Your new master
…
“I have been against this vendetta from the start,” Vicar said as they scrambled up the companionway and out over the broad decks of his warship. “I have tried to show him there is no justice in such total, massive revenge, but he refuses to listen! Maybe he will listen to you. It is primitive, uncivilized! If he does this thing, it will destroy him.”
She started down the gangplank, but Vicar clamped a hand around her arm. “Wait.”
She turned back, wild-eyed. “What is it?”
His silver eyes were cool, forceful. “If you fail, he may execute you along with them.”
She flicked the warning off impatiently. “Where are they?”
“The magazine.”
In moments, they were running down the dock. Vicar shooed the ruffians off the latest-arrived wagon, and the two of them climbed up into the driver’s seat. He drove the wagon at a breakneck pace all the way up the winding road to Little Genoa and through the gates Lazar had opened last night.
Allegra flung herself down from the wagon before it had barely stopped, running across the square, each step jarring her hurt ankle through her tattered slippers. Lazar’s pirates watched her pass. None dared make a move to stop her, all having been warned not to touch her.
Surely he wasn’t Lazar di Fiore. She knew her father was not a good man, but she couldn’t believe anything so horrible of him. Nor, surely, was the stranger capable of anything so evil as a mass execution. Even after the brutal way he had beaten Domenic, he had held her so gently, tucked her into his bed so tenderly. But as she tore past the Poseidon fountain, she gasped to see them dragging the dead body of Goliath over the flagstones toward burial somewhere, a trail of blood left by the gunshot wound in his head.
Then a bit of movement up on the eastern wall caught her eye. There was a crowd of people coming out onto the high, windy ramparts of the city wall from the side door of the formidable garrison. She saw the outlines of women and children among them.
“God, no,” she breathed.
Don’t let me be too late
.
It took forever to cross the piazza to the immense magazine, but at last she was stumbling up the three stone steps, through the open door, and into the atrium. She paused for only a heartbeat. She had never seen the inside of the magazine before. It was deserted. She did not want to wonder what had become of all the gallant blue-coated guards. Panting with exertion, she looked right and left. She spied a stone staircase at the end of the corridor on her left and ran for it.

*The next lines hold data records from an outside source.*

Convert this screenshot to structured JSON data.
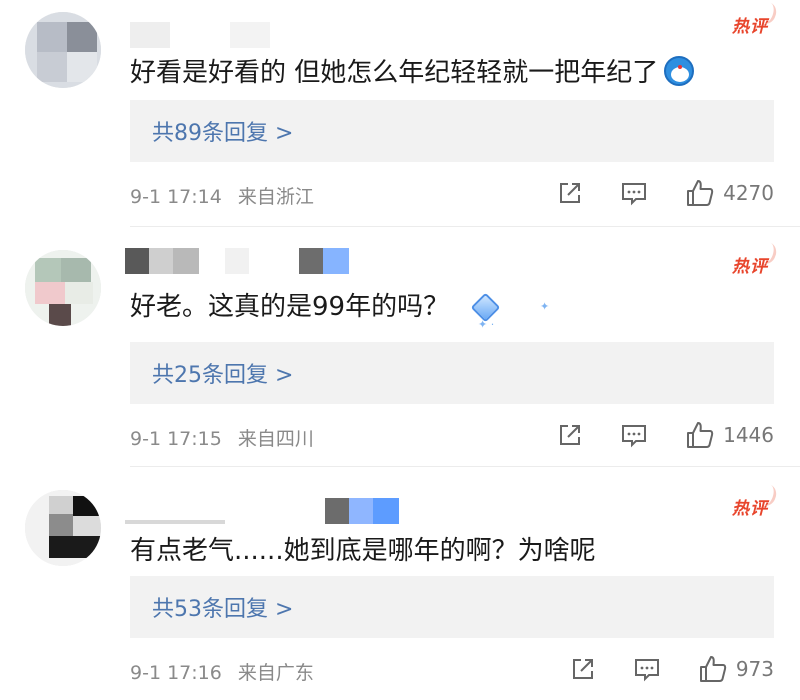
{
  "comments": [
    {
      "text": "好看是好看的 但她怎么年纪轻轻就一把年纪了",
      "emoji_icon": "doraemon-face-icon",
      "hot_label": "热评",
      "replies_label": "共89条回复 >",
      "time": "9-1 17:14",
      "location": "来自浙江",
      "likes": "4270"
    },
    {
      "text": "好老。这真的是99年的吗？",
      "badge_icon": "diamond-badge-icon",
      "hot_label": "热评",
      "replies_label": "共25条回复 >",
      "time": "9-1 17:15",
      "location": "来自四川",
      "likes": "1446"
    },
    {
      "text": "有点老气......她到底是哪年的啊？为啥呢",
      "hot_label": "热评",
      "replies_label": "共53条回复 >",
      "time": "9-1 17:16",
      "location": "来自广东",
      "likes": "973"
    }
  ],
  "colors": {
    "hot": "#e8452c",
    "reply_link": "#4d76ae",
    "reply_bg": "#f2f2f2",
    "meta": "#8a8a8a"
  }
}
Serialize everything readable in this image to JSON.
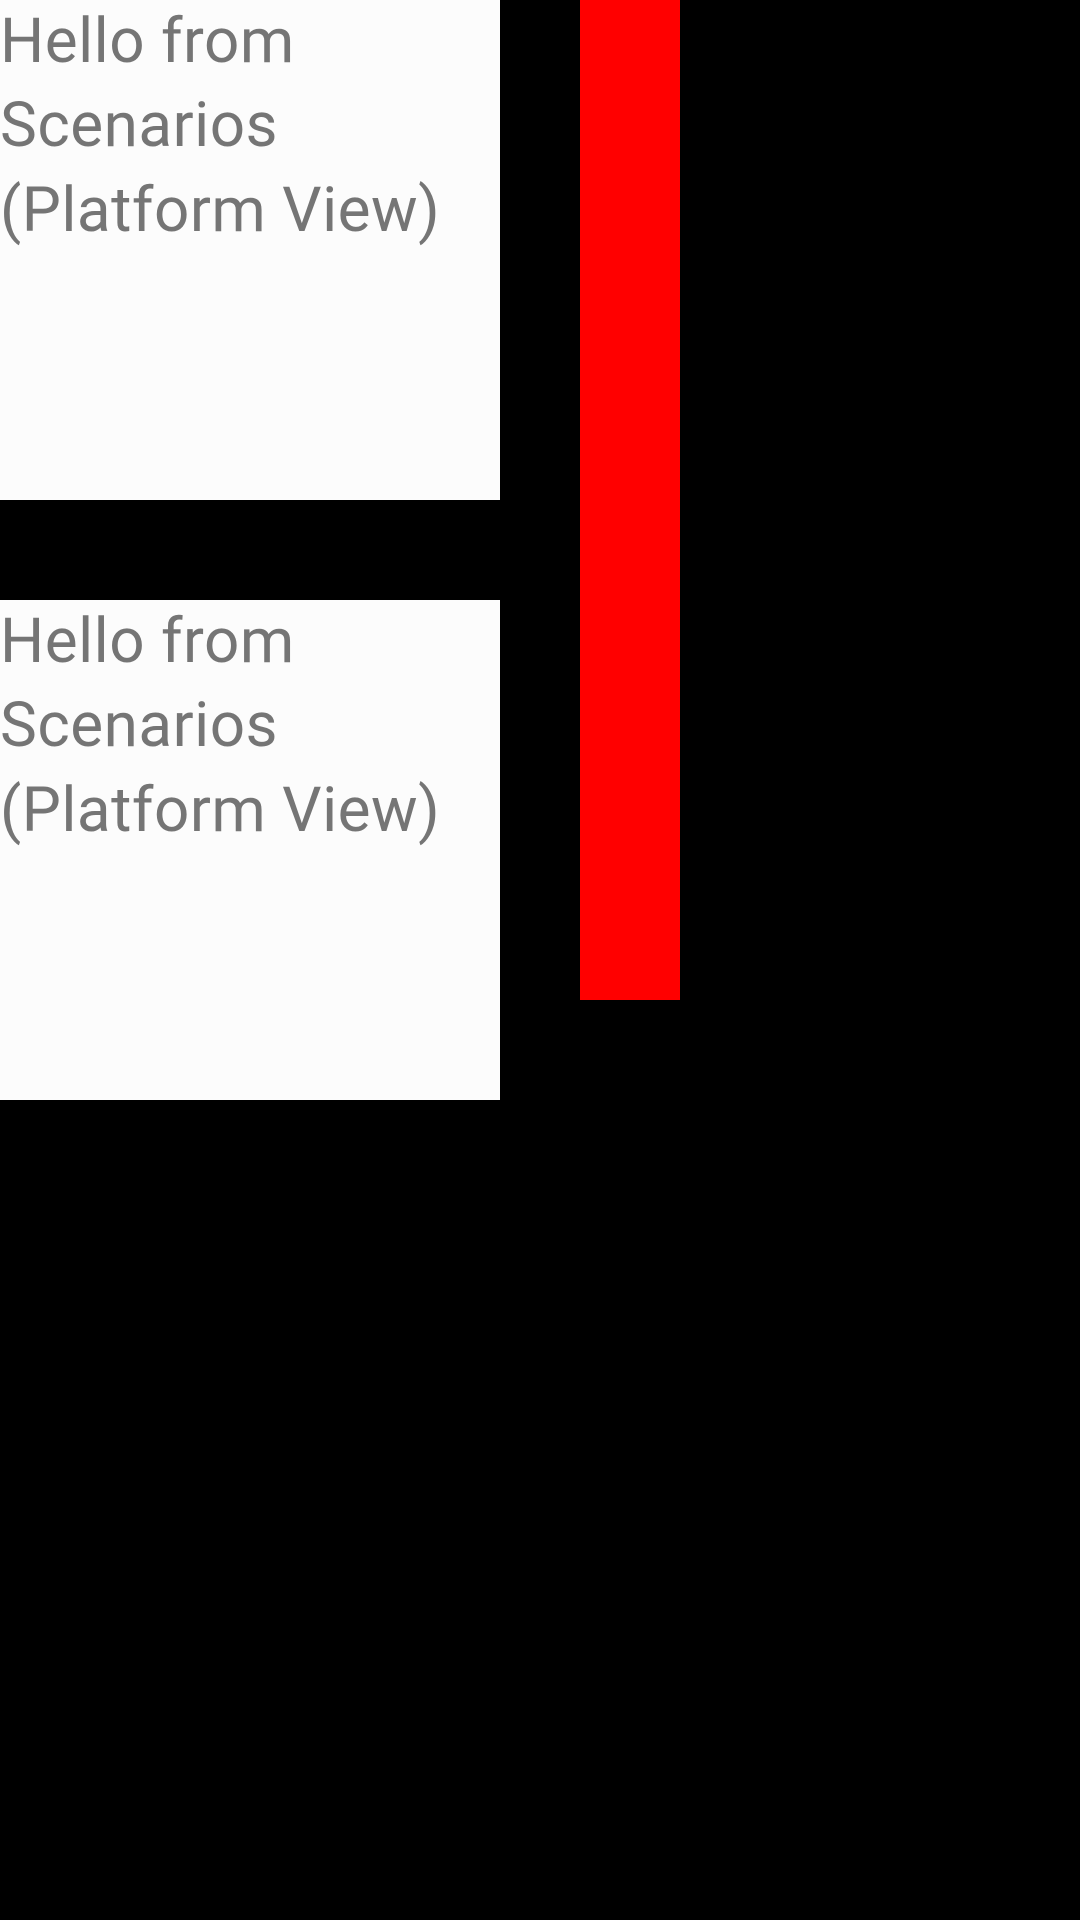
{
  "views": [
    {
      "text": "Hello from Scenarios (Platform View)"
    },
    {
      "text": "Hello from Scenarios (Platform View)"
    }
  ],
  "colors": {
    "background": "#000000",
    "card": "#fcfcfc",
    "text": "#757575",
    "accent": "#ff0000"
  }
}
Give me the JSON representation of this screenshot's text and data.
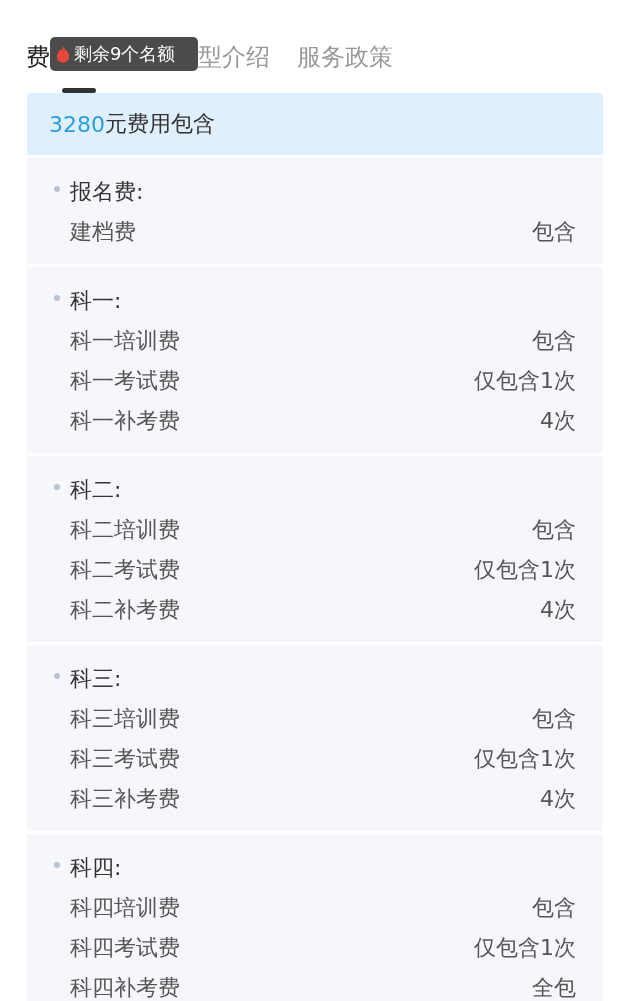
{
  "tabs": [
    {
      "label": "费",
      "selected": true
    },
    {
      "label": "型介绍",
      "selected": false
    },
    {
      "label": "服务政策",
      "selected": false
    }
  ],
  "tooltip": {
    "text": "剩余9个名额"
  },
  "summary": {
    "amount": "3280",
    "text": "元费用包含"
  },
  "sections": [
    {
      "title": "报名费:",
      "items": [
        {
          "name": "建档费",
          "value": "包含"
        }
      ]
    },
    {
      "title": "科一:",
      "items": [
        {
          "name": "科一培训费",
          "value": "包含"
        },
        {
          "name": "科一考试费",
          "value": "仅包含1次"
        },
        {
          "name": "科一补考费",
          "value": "4次"
        }
      ]
    },
    {
      "title": "科二:",
      "items": [
        {
          "name": "科二培训费",
          "value": "包含"
        },
        {
          "name": "科二考试费",
          "value": "仅包含1次"
        },
        {
          "name": "科二补考费",
          "value": "4次"
        }
      ]
    },
    {
      "title": "科三:",
      "items": [
        {
          "name": "科三培训费",
          "value": "包含"
        },
        {
          "name": "科三考试费",
          "value": "仅包含1次"
        },
        {
          "name": "科三补考费",
          "value": "4次"
        }
      ]
    },
    {
      "title": "科四:",
      "items": [
        {
          "name": "科四培训费",
          "value": "包含"
        },
        {
          "name": "科四考试费",
          "value": "仅包含1次"
        },
        {
          "name": "科四补考费",
          "value": "全包"
        }
      ]
    }
  ]
}
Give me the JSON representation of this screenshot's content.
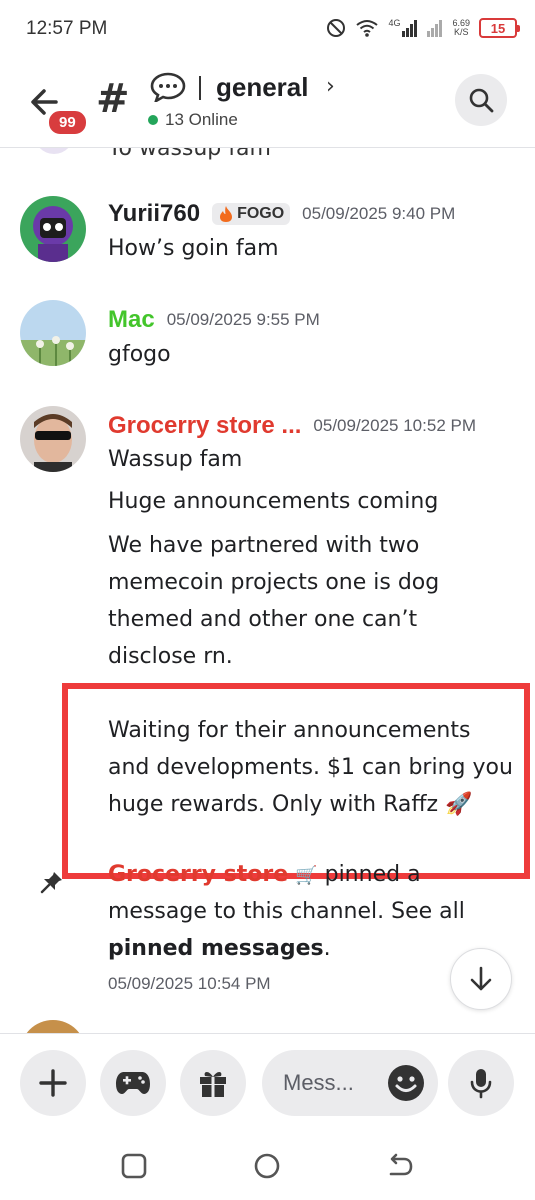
{
  "status_bar": {
    "time": "12:57 PM",
    "network": "4G",
    "speed_value": "6.69",
    "speed_unit": "K/S",
    "battery": "15"
  },
  "header": {
    "unread_badge": "99",
    "channel_name": "general",
    "online": "13 Online"
  },
  "messages": {
    "cut_off_text": "Yo wassup fam",
    "items": [
      {
        "author": "Yurii760",
        "author_color": "#1f2023",
        "tag": "FOGO",
        "timestamp": "05/09/2025 9:40 PM",
        "lines": [
          "How’s goin fam"
        ]
      },
      {
        "author": "Mac",
        "author_color": "#43c52b",
        "timestamp": "05/09/2025 9:55 PM",
        "lines": [
          "gfogo"
        ]
      },
      {
        "author": "Grocerry store  ...",
        "author_color": "#e03a2f",
        "timestamp": "05/09/2025 10:52 PM",
        "lines": [
          "Wassup fam",
          "Huge announcements coming",
          "We have partnered with two",
          "memecoin projects one is dog",
          "themed and other one can’t",
          "disclose rn.",
          "Waiting for their announcements",
          "and developments. $1 can bring you",
          "huge rewards. Only with Raffz 🚀"
        ]
      }
    ]
  },
  "system_message": {
    "author": "Grocerry store",
    "action": "pinned a",
    "line2": "message to this channel. See all",
    "link": "pinned messages",
    "suffix": ".",
    "timestamp": "05/09/2025 10:54 PM"
  },
  "composer": {
    "placeholder": "Mess..."
  },
  "colors": {
    "highlight_border": "#ee3b3b",
    "online": "#23a55a",
    "badge": "#d83c3e"
  }
}
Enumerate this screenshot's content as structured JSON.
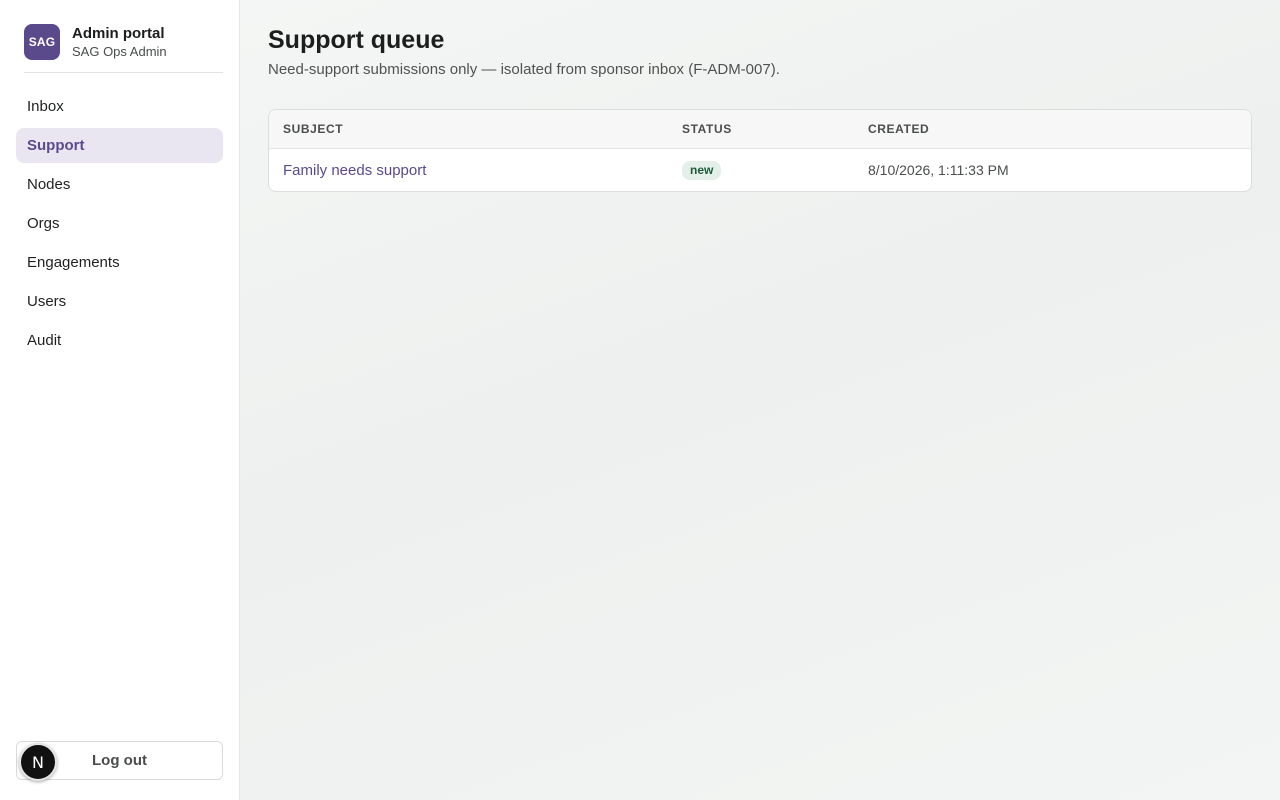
{
  "brand": {
    "logo_text": "SAG",
    "title": "Admin portal",
    "subtitle": "SAG Ops Admin"
  },
  "nav": {
    "items": [
      {
        "label": "Inbox",
        "active": false
      },
      {
        "label": "Support",
        "active": true
      },
      {
        "label": "Nodes",
        "active": false
      },
      {
        "label": "Orgs",
        "active": false
      },
      {
        "label": "Engagements",
        "active": false
      },
      {
        "label": "Users",
        "active": false
      },
      {
        "label": "Audit",
        "active": false
      }
    ]
  },
  "logout_label": "Log out",
  "dev_badge_letter": "N",
  "page": {
    "title": "Support queue",
    "subtitle": "Need-support submissions only — isolated from sponsor inbox (F-ADM-007)."
  },
  "table": {
    "headers": {
      "subject": "SUBJECT",
      "status": "STATUS",
      "created": "CREATED"
    },
    "rows": [
      {
        "subject": "Family needs support",
        "status": "new",
        "created": "8/10/2026, 1:11:33 PM"
      }
    ]
  },
  "colors": {
    "accent": "#5b4a8b",
    "active_nav_bg": "#e9e6f2",
    "status_new_bg": "#e5efe9",
    "status_new_text": "#1f5b3a"
  }
}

She lost her footing on one of the steps and scraped her shin, but she kept going and at last came to a little door at the top of the steps. She opened it to the eastern rampart of the wall. She stopped in the shadow of the doorway, staring in disbelief.
Papa was there. All her relatives were being herded against the battlements that overlooked the cliffs. Across from them, a group of men with guns was milling into order.
And at the far end of this group stood a giant black silhouette, massive arms crossed, a curved blade at his side. The long ends of his silken skullcap waved slowly in the breeze behind him.
CHAPTER SIX
High on the eastern ramparts, the sun was hot, and the breeze was swift. Sully was ordering the men into firing-squad position when Lazar caught himself studying his victims.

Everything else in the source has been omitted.